Now let’s look at these different things that are listed in the pattern heart:

Fractals are like different structures or patterns that show up at different levels over and over again. If you go to different levels of scale or different dimensions of an issue or system, you need to be aware that dynamics that show up at the top of an organization often show up all through the organization. That can be true of racism dynamics, assumptions about leadership and power, mutual support… all these things show up throughout. That’s a natural phenomenon

Networks relates to how this system or organization or community is made up of nodes that are connected to each other and interacting and doing stuff together and to each other. The web metaphor – that’s what’s going on. It can be useful to look in such networks for where to intervene that will ripple out through the networks rather trying to drop a big safe on the whole thing or blow it up or push it in a particular direction… It’s more like seeing a system or situation more in terms of acupuncture points, or like the nervous system of a situation, or like an ecosystem. You are intervening in particular points that will ripple out, that will have ripple effects.

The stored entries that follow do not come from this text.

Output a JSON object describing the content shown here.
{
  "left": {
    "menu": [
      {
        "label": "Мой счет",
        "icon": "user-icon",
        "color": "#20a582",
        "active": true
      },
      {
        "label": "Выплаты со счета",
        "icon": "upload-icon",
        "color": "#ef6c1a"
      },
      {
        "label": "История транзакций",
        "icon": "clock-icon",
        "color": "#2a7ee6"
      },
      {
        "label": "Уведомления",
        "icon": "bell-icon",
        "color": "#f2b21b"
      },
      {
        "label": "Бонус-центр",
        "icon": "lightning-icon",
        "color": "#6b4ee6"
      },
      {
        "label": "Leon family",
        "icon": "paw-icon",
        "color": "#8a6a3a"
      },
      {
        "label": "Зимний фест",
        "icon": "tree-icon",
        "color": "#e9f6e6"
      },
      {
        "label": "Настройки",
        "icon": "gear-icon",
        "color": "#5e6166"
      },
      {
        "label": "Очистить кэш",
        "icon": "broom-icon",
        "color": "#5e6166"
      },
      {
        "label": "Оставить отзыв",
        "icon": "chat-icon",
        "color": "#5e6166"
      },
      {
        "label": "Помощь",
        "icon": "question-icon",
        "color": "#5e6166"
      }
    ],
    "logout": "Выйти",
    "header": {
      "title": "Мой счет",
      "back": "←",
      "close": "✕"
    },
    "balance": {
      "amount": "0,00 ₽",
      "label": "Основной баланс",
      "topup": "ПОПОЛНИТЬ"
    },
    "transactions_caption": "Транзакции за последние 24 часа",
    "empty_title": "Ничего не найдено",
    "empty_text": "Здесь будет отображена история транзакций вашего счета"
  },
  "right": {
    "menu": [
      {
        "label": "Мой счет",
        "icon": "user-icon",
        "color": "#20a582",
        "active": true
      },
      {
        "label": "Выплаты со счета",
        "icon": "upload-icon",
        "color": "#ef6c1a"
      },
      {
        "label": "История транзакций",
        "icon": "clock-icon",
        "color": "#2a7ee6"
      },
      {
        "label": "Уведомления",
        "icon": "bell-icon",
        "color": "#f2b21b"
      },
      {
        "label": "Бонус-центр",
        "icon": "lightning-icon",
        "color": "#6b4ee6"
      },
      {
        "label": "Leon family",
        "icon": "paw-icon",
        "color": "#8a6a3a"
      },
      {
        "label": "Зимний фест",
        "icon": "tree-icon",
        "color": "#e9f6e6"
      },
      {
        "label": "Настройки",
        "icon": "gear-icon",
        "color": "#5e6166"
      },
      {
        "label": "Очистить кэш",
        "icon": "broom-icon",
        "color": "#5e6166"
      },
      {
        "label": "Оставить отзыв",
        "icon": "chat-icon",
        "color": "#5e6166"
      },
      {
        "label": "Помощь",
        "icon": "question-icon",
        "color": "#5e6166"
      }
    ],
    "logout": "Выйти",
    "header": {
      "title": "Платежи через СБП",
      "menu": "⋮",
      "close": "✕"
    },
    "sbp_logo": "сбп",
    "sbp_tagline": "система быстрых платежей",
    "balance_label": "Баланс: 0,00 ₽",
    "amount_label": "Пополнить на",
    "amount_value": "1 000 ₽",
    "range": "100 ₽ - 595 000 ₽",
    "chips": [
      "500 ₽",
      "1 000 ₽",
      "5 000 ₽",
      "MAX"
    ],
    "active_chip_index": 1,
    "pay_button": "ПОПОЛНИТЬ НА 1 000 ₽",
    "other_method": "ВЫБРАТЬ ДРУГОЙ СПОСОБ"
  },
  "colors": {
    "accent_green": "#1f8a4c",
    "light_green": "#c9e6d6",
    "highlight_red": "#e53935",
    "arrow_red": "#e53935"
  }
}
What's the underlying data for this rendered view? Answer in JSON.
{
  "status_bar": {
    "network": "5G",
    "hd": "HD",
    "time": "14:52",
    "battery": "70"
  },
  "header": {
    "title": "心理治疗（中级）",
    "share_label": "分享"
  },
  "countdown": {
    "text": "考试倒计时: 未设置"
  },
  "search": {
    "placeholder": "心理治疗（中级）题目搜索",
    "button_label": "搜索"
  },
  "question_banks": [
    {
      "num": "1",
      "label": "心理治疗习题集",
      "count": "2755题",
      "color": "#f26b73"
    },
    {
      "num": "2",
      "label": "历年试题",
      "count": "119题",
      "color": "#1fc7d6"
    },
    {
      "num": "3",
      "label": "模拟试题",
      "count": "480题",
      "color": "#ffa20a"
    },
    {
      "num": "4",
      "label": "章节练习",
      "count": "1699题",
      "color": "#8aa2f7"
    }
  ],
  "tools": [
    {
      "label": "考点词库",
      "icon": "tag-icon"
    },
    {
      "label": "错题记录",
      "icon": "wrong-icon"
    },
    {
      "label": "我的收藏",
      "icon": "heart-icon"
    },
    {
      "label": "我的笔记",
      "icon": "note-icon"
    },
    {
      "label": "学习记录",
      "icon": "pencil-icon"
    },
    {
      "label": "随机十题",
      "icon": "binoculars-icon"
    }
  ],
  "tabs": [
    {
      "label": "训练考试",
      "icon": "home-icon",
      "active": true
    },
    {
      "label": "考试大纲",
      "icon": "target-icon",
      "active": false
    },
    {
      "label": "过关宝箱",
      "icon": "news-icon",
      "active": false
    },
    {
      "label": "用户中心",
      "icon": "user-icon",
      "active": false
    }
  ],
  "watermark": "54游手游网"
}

Distributed functionality means many people doing many of the needed functions – lots of duplication and redundancy and complementarity. One of the principles of permaculture is having any function being covered by more than one entity and every entity able to do multiple functions. That’s a formula for resilience. If you have that distributed functionality and one piece a system goes down, other pieces can pick it up. They’ve found out that your brain is like that. Whole sections can be taken out or damaged and your brain can often regain most of its former functionality. There is a story of a kid that lost half his brain and one side of his brain was able to pick up all the functions that were lost from the other side. There’s lots of examples of that sort of thing in nature. So you as a holistic leader or governor – or a system that you are setting up – should enable the system, or group, or community, or situation your are dealing with to find its own way in a way that uses all of its diversity creatively. That’s the essence of holistic leadership and governance

So that’s holistic leadership and governance. We’re trying to show in the pattern’s picture different forms of conversation and individual leadership and taking leadership from natural systems – the dynamics of evolution and nature are great sources of insight about leadership and governance dynamics – and the middle is showing the larger population – people in a group, people a situation – who are The People and how are they woven together. And that’s all being sensed into by all these people who are doing this organizing, who you see around the edges.

Video Introduction (19 min)

After reading the 50-word pattern heart Tom Atlee will elaborate on the pattern.

Examples and Resources

There is a whole section on my co-intelligence site on leadership, that offers a breakdown of some of these different forms of leadership including the idea of systemic leadership.

The Presencing Institute offers Theory U, which is another approach to collectively deepening into the whole situation, into deeper and deeper levels of what’s going on, and then collectively lifting ourselves out of that and trying out new things that come out of the insights that we got from the deepening exercise.

The National Coalition for Dialogue and Deliberation has a public engagement primer which offers guidance in the form of seven principles to support you if you want to legitimately and powerfully engage the community in talking together and coming up with things that make sense for them as a community

The idea of “choice work” – of people together wrestling with the complexity of an issue and making choices – there’s techniques to help people work on that together.

We can also understand that most public engagement is broken in a variety of ways and we can understand the ways it can be broken, particularly the ways in which habitual triangle and square forms of management, leadership, or governance break into what the conversation generates.